Fatigue failure mechanism of 3D tubing strings used in high-pressure, high-temperature and high-yield curved gas wells

Abstract

In view of the fatigue failure of tubing strings by flow-induced nonlinear vibration (FINV) in high-temperature, high-pressure and high-yield (3H) curved gas wells, a three-dimensional (3D) FINV model of the tubing string is established using the micro-finite method, energy method and Hamilton variational principle, and verified by a similar experiment of tubing vibration. Meanwhile, the cumulative damage theory is used to establish the fatigue life prediction method of tubing string combined with the stress response which was determined by the proposed FINV model and the S-N curve of the tubing material (13Cr-L80) which was measured by fatigue test. Thus, the influences of production rate, well trajectory parameters (inclination angle and well section length), as well as the installation position of downhole tools (packer and centralizer) on the fatigue life of the tubing string are systematically analyzed. The results obtained demonstrate that, first, with the increase of production rate, the fatigue life of the tubing string decreases, and the field production allocation should be far away from the sudden production rate which can be determined using the proposed analysis method.
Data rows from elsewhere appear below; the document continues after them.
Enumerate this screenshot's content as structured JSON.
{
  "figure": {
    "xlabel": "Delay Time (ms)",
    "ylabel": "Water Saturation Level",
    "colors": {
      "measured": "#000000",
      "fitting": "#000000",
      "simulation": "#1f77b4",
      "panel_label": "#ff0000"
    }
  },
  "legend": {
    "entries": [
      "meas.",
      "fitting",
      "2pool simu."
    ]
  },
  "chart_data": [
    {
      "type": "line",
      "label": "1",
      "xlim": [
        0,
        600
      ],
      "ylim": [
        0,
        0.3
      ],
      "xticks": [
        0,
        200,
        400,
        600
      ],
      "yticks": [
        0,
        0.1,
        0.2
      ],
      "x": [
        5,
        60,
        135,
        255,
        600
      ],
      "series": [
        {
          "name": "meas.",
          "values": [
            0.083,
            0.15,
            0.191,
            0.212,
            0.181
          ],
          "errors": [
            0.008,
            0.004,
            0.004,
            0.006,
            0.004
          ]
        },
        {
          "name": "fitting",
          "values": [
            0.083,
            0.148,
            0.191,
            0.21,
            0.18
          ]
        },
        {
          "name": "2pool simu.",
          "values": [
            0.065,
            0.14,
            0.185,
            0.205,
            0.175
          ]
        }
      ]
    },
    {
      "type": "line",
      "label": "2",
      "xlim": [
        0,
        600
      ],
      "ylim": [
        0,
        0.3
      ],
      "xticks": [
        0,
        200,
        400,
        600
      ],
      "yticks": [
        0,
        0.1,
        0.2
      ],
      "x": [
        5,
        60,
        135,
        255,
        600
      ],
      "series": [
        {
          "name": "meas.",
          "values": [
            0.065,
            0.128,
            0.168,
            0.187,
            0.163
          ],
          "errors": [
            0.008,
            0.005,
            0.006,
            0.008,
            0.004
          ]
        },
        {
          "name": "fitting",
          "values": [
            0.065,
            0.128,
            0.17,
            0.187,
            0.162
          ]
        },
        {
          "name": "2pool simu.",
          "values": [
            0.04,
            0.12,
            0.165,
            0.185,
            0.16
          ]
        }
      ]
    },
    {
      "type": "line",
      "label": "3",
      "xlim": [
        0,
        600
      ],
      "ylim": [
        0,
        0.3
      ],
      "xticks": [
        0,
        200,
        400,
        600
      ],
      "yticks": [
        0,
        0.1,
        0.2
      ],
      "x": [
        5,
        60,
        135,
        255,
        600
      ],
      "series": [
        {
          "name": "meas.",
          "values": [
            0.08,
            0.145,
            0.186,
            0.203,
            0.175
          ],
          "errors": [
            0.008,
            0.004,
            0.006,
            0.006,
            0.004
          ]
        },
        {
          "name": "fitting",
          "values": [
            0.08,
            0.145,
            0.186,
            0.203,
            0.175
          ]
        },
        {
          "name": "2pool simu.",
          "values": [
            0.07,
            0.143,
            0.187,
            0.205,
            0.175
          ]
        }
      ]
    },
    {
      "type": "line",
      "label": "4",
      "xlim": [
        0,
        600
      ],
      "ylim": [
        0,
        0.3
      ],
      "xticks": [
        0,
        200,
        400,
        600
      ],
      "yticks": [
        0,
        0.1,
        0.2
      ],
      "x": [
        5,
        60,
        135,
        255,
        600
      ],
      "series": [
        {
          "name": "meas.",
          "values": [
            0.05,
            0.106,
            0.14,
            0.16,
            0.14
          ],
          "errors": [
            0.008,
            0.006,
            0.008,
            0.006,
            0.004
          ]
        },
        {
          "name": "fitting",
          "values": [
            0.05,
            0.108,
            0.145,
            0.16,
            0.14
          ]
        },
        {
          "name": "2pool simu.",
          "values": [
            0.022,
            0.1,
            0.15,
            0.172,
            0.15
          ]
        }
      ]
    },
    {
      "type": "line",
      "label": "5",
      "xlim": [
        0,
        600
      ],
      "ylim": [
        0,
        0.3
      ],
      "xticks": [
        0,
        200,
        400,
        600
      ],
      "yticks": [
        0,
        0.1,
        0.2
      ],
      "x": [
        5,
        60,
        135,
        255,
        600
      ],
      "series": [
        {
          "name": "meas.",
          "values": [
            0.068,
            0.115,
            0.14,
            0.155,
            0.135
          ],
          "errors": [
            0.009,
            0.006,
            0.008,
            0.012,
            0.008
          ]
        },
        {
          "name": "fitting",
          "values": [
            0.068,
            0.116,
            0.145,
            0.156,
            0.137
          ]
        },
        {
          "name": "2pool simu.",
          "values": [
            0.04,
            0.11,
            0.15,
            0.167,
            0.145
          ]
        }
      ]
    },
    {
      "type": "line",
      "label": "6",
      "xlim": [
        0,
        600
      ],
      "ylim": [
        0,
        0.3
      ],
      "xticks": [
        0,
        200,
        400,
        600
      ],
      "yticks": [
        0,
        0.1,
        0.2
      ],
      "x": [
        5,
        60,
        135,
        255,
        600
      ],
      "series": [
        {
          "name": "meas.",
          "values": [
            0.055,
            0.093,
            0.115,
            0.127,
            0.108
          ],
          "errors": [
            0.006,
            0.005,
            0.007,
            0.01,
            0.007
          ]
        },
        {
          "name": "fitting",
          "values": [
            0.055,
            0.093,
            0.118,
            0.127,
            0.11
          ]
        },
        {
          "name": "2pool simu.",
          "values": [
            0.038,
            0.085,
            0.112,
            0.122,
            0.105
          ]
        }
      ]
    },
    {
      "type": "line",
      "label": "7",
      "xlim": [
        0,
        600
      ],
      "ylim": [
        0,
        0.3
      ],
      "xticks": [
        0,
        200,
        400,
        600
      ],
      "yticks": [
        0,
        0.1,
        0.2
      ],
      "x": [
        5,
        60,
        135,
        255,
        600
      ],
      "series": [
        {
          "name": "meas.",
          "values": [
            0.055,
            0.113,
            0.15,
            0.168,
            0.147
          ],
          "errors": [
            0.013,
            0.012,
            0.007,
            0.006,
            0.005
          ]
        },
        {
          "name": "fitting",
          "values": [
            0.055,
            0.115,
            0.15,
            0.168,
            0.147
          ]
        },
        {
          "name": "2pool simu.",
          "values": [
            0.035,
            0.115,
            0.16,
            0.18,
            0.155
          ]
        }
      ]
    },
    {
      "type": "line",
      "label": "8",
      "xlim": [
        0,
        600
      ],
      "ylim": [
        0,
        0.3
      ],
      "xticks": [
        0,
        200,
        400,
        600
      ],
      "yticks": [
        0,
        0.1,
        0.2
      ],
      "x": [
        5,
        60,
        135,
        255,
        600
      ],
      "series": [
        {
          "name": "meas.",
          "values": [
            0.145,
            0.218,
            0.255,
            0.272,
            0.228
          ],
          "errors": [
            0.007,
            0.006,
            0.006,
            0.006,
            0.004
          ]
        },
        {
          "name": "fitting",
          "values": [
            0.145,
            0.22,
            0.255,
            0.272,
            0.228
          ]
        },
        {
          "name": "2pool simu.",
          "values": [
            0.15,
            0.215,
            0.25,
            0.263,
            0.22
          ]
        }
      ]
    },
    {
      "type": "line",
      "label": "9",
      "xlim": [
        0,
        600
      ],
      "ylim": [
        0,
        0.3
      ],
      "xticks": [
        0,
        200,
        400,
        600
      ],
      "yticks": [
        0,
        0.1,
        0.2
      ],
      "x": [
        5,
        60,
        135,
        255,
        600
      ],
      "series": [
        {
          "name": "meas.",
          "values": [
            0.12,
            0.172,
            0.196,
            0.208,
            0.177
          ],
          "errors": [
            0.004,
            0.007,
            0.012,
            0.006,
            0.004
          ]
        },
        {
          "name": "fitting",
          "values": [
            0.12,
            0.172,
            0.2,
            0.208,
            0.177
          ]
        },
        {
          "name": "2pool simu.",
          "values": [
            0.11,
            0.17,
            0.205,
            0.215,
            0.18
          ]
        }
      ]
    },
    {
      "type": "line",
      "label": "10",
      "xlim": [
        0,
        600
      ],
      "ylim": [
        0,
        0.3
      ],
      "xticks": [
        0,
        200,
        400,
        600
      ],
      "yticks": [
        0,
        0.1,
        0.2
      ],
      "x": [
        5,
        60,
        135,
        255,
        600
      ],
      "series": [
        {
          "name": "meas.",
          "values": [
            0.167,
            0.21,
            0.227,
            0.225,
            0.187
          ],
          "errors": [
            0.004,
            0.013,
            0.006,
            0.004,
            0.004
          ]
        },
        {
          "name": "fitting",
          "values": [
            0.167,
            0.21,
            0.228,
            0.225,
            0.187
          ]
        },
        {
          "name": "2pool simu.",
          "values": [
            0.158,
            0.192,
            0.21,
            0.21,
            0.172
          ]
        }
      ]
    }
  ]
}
Second, in the well trajectory design, the vertical section length should be reduced, while that of build-up section and the angle of stable inclined section should be increased. Third, the packer and centralizer should be placed in the optimal position, which depends on the well structure, downhole tool size, etc. and can be determined using the proposed analysis method. The research results provide a theoretically sound guidance for designing and practically sound approach for effectively improving the fatigue life of tubing string in 3H curved gas wells.